Top fines for breaches under the European regulations will be as high as €20 million or 4% of annual global turnover – whichever is the greater. The regulations come into force in May 2018 and will continue to apply post-Brexit, with proposals to enact them in UK law already unveiled by the UK Government in the Queen’s Speech.
Sarah Williamson, Partner at Boyes Turner and speaker and author on data protection and security issues, said:
“If consumers are encouraged to take up their new GDPR privacy rights en masse, the impact on a wide range of businesses could be more disruptive than the tech-driven consumer empowerment forced by the likes of TripAdvisor and other consumer review and price comparison technologies. Like these disruptors, companies that have used the GDPR as the catalyst for getting a handle on the value of holding, handling and utilising data in compliant ways can be big winners. But for the underprepared, if it isn’t the GDPR fines that get you, the large-scale, ongoing disruption from individuals checking, demanding changes to or legally challenging data held on them could.

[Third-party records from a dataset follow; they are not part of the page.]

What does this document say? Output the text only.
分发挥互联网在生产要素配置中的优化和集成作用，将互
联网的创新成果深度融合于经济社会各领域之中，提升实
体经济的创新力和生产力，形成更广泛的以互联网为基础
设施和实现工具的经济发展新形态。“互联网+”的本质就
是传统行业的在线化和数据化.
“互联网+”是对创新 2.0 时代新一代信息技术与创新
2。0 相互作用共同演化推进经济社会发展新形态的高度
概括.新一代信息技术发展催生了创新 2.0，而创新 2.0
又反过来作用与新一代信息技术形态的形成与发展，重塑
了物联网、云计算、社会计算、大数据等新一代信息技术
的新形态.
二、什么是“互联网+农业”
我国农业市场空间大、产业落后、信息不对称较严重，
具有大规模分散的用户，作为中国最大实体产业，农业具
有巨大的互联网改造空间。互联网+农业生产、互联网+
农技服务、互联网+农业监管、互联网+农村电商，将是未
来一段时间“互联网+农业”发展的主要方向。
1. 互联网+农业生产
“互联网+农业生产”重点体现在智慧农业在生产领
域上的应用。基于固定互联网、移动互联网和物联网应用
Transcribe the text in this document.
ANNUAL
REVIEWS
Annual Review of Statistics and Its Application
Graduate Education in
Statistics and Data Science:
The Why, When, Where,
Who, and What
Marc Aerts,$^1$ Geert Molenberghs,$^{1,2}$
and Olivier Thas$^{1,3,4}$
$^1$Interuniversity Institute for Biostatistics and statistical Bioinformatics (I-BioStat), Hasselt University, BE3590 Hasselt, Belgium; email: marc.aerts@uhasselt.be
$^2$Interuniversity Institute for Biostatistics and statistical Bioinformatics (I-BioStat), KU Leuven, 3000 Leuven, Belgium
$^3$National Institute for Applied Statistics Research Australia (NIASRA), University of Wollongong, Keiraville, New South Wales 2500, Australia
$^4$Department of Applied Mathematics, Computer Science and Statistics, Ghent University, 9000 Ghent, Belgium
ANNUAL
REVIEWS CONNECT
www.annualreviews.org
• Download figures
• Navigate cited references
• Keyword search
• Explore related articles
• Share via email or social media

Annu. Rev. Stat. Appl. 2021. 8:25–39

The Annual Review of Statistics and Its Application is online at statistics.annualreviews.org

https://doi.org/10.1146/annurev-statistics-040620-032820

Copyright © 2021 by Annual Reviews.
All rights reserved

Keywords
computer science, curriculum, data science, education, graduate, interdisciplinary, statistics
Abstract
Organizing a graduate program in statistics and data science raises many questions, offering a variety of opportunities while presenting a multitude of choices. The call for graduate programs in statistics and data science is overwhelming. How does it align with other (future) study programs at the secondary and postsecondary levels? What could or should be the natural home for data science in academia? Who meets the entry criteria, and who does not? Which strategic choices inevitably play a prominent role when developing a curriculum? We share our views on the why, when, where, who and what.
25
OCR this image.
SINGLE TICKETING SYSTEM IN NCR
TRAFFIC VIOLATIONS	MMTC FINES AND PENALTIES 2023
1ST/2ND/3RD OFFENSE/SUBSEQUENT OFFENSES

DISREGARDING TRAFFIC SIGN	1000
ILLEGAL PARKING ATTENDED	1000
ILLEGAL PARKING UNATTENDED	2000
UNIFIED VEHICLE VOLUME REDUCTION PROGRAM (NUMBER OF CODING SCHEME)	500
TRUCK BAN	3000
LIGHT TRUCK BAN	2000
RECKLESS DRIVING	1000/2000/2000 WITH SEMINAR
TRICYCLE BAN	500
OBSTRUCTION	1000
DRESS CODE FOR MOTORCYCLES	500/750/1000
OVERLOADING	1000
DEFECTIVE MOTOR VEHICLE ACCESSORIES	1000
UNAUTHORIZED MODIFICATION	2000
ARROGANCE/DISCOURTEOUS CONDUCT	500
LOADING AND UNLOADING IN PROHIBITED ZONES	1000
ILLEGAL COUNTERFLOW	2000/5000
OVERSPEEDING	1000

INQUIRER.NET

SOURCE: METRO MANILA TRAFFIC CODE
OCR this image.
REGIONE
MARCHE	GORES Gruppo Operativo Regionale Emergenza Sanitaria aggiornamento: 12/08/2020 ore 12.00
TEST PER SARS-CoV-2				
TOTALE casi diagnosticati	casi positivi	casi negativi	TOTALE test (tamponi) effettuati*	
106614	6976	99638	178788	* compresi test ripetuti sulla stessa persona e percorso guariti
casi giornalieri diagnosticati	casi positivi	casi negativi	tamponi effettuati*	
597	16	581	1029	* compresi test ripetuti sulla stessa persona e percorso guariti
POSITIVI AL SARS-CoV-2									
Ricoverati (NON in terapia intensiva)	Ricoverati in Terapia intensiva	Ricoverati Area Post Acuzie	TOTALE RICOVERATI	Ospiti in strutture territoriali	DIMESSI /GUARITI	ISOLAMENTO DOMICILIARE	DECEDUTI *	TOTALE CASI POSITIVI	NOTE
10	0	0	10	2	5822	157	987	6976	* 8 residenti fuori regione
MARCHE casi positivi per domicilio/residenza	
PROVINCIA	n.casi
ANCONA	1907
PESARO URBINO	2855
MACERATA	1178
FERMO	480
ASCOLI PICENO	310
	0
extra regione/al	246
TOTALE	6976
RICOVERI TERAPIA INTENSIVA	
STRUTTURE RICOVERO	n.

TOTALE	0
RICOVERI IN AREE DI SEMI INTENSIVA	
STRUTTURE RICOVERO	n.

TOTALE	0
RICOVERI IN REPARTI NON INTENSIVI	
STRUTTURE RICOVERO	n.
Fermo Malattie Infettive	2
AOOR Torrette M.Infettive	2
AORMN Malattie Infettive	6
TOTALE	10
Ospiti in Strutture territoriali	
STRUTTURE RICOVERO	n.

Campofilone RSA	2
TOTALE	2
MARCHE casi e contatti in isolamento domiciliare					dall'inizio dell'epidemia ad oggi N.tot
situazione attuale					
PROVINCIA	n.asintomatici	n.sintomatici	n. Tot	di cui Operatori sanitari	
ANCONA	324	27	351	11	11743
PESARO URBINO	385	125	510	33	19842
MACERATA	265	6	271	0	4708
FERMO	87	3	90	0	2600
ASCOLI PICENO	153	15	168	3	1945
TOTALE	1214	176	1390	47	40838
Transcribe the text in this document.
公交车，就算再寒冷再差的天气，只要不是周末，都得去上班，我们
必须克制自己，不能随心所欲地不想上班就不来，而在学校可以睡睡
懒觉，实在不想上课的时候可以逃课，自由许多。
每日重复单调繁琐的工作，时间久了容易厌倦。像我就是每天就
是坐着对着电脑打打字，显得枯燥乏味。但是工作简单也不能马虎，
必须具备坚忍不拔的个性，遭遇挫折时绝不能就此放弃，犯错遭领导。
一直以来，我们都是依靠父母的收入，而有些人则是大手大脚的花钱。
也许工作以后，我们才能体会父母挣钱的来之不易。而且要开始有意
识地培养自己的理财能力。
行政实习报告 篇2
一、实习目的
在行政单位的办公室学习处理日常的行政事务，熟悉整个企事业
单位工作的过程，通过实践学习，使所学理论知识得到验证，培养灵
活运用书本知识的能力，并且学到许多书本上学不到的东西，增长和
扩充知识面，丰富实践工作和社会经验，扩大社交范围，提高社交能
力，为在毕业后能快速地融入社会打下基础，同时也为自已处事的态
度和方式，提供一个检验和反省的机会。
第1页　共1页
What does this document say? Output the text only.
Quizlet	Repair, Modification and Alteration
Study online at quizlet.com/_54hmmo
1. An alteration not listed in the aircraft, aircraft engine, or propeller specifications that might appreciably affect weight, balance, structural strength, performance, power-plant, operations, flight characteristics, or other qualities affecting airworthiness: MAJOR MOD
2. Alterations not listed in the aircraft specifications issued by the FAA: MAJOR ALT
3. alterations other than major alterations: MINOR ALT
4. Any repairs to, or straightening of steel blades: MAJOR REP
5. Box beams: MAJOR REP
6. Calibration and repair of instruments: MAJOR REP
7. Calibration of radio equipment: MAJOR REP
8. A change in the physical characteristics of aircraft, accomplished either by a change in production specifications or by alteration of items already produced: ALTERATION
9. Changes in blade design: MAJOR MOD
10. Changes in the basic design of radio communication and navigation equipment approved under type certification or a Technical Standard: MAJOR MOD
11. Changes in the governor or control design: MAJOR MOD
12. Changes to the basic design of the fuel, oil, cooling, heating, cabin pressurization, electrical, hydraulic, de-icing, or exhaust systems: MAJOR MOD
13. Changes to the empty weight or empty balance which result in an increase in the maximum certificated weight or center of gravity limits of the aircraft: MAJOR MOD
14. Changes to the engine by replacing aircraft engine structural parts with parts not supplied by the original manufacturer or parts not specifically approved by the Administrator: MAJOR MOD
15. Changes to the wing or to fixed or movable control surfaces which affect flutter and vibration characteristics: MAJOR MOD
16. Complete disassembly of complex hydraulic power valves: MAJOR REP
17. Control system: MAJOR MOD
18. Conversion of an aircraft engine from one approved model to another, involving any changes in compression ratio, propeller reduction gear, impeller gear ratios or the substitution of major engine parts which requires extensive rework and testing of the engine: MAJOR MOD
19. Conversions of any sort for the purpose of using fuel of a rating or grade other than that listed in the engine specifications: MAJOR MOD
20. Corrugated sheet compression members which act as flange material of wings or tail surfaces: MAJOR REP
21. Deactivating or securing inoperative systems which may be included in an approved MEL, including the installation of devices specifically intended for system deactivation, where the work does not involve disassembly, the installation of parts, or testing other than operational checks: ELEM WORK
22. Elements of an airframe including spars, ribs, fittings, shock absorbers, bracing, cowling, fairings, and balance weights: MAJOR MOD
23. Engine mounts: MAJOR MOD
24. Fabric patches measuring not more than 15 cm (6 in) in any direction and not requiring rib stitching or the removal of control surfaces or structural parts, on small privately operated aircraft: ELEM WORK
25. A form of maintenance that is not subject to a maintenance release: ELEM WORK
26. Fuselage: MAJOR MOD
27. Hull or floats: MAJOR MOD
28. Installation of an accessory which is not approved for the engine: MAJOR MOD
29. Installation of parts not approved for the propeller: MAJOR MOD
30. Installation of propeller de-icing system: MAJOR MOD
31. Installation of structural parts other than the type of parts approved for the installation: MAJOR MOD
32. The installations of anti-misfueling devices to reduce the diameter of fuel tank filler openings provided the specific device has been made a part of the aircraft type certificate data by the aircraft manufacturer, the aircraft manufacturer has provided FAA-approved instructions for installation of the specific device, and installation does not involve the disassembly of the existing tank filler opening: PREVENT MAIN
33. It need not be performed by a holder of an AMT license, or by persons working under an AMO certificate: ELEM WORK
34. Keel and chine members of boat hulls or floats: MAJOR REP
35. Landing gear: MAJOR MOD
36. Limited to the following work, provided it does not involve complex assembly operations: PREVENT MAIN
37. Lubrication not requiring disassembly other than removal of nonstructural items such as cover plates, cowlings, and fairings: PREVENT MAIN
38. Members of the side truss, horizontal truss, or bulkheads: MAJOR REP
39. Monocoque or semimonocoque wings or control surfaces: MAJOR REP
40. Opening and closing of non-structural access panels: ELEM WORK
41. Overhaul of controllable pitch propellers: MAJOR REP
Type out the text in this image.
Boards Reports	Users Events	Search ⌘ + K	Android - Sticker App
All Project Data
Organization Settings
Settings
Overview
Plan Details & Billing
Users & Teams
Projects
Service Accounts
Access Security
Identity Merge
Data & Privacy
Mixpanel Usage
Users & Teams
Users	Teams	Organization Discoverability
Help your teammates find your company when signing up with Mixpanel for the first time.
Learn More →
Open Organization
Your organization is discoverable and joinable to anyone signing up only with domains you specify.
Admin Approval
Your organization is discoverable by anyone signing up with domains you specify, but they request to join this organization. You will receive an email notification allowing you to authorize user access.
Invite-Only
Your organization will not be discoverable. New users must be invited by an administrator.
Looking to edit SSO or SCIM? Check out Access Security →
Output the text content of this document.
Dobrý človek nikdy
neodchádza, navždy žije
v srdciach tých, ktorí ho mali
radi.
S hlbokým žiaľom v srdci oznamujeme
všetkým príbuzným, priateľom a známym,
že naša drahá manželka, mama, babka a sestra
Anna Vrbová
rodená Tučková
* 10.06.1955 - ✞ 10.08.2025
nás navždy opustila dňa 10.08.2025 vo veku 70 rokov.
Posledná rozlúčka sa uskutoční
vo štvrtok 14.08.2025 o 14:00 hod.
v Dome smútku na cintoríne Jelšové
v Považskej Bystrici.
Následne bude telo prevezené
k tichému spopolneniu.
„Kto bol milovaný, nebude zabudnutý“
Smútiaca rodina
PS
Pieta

“Urgent action is required now to ensure businesses know what data they hold, are able to access it quickly and action change requests with minimal bureaucracy and disruption. There are real opportunities for firms to become more agile and effective in their use of consumer and employee data. However, there are also real risks that those that get it wrong will be so tied up in GDPR red tape they won’t be able to deliver their real business priorities.”
Bots and privacy risks
Processing of data by artificial intelligence is another area where the report warns that, despite the GDPR deadline of May 2018, regulatory uncertainty remains – further complicating the challenge of becoming and remaining compliant. The ICO only recently closed a consultation on the processing of data by algorithms, meaning clear guidance on this fast moving area is not resolved and available.
Sarah Williamson added:
“Machines are making decisions about how data is processed and how that data is used. If these robotic decisions about data handling risk breaching GDPR obligations, organisations could be leaving themselves wide open to challenge. With official guidance not available, organisations need to internally test to destruction where algorithms could be leaving them exposed to huge fines and business disruption”.
The report warns that some companies are so far behind in preparations for GDPR that they can’t hope to be fully compliant by May 2018, meaning a rigorous gap analysis and risk management process will be needed to ensure effort is prioritised where gaps are largest and risk greatest.
Sarah Williamson concludes:
“While some companies we spoke to are well ahead of the game, many have a long way to go. The best prepared are already demonstrating a ‘privacy by design and default’ approach. The benefits they derive in terms of consumer trust and confidence will mean they are able to continue to profit from well-handled and effectively used consumer data. However, full compliance by May 2018 will simply not be achievable for many.
“With eye-watering fines in the offing, and with guidance from regulators still unclear in places, firms need to be adopting a risk management and gap analysis approach, prioritising action on the areas where they have most to gain from action or most to lose from inaction. With so many different parts of the business impacted, it is possible some firms may be fully compliant and reaping the benefits in, say, HR or marketing, but wide open to fines or a loss in consumer trust from an exposed flank”.